In the last couple of weeks peaceful protests started in the United States of America before quickly spreading around the globe fighting against systematic racism and police violence. The protests began in Minneapolis, Minnesota following the death of the Afro-American George Floyd. On May 25, 2020 he was brutally murdered by a white police officer who held him down by pressing a knee into his neck for nine minutes. The violent abuse went viral and rapidly made its way around the world.
His death has set off a symbol of police brutality against black Americans. Nevertheless, racism is a worldwide issue, not only in the US but also in many other states. It does not matter where you are. Therefore, the protests have taken place in several big cities internationally.
Thousands of people took to the streets of the German and British capitals to show support, solidarity and justice with US protesters carrying signs reading: “No justice, no peace”. Some people also stated that racism is a bigger threat and pandemic to them compared with the corona crisis.

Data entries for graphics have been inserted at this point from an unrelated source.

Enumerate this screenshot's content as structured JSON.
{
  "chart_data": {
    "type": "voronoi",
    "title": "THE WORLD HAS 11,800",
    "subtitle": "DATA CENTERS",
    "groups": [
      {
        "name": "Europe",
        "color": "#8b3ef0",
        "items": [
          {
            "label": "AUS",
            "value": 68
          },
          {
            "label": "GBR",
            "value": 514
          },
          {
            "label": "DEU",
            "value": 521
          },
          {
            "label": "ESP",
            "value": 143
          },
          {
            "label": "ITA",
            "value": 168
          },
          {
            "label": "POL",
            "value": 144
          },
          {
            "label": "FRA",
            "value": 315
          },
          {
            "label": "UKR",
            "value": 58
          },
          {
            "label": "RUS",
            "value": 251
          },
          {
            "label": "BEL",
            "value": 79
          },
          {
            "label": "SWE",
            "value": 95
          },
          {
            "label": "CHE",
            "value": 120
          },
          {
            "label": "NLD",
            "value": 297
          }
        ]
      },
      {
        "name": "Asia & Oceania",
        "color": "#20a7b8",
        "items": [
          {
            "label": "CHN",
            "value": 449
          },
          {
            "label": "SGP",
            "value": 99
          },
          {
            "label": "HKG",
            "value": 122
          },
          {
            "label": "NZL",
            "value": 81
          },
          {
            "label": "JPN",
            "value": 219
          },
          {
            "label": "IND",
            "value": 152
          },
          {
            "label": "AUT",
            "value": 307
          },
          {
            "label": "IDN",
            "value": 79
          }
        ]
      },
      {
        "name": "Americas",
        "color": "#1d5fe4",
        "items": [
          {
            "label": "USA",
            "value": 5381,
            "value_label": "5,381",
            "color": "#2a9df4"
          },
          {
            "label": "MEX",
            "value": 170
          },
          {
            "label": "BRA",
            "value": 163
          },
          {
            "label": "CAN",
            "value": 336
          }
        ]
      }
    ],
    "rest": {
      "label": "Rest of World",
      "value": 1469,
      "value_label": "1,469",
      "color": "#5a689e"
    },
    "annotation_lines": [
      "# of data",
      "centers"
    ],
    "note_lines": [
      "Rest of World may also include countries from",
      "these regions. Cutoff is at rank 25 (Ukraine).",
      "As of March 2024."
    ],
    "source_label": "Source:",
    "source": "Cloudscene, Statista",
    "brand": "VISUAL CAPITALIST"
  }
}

“On Sunday, in Bristol, a city in the southwest of England, protesters pulled down a statue of a 17th century slave trader and dumped it into the harbor where slave ships once docked.”
In Berlin, a mural tribute to Floyd was painted on a section of the former Berlin wall in the famous Mauerpark, where artists can let their creativity flow.
During the German Bundesliga games, soccer stars took part in joining in the protests on Sunday.
“Borussia Dortmund player Jadon Sancho lifted his jersey after scoring a goal to reveal a T-shirt reading: "Justice for George Floyd." He received a yellow card for the move.”
“Earlier, forward Marcus Thuram took a knee on the pitch after scoring during Borussia Monchengladbach's win over Union Berlin. After scoring in the first half, Thuram dropped his knee to the ground and bowed his head, waiting several seconds before getting up again.”
In London, the protesters knelt in Trafalgar Square before marching past the Houses of Parliament and stopping outside the US Embassy there.
The kneeling protests in London and during German Bundesliga are a reference to the style of peaceful protest used by Colin Kaepernick, a former San Francisco 49ers quarterback who would kneel with others on NFL teams during the US national anthem to protest against police brutality and racism amid the Black Lives Matter movement.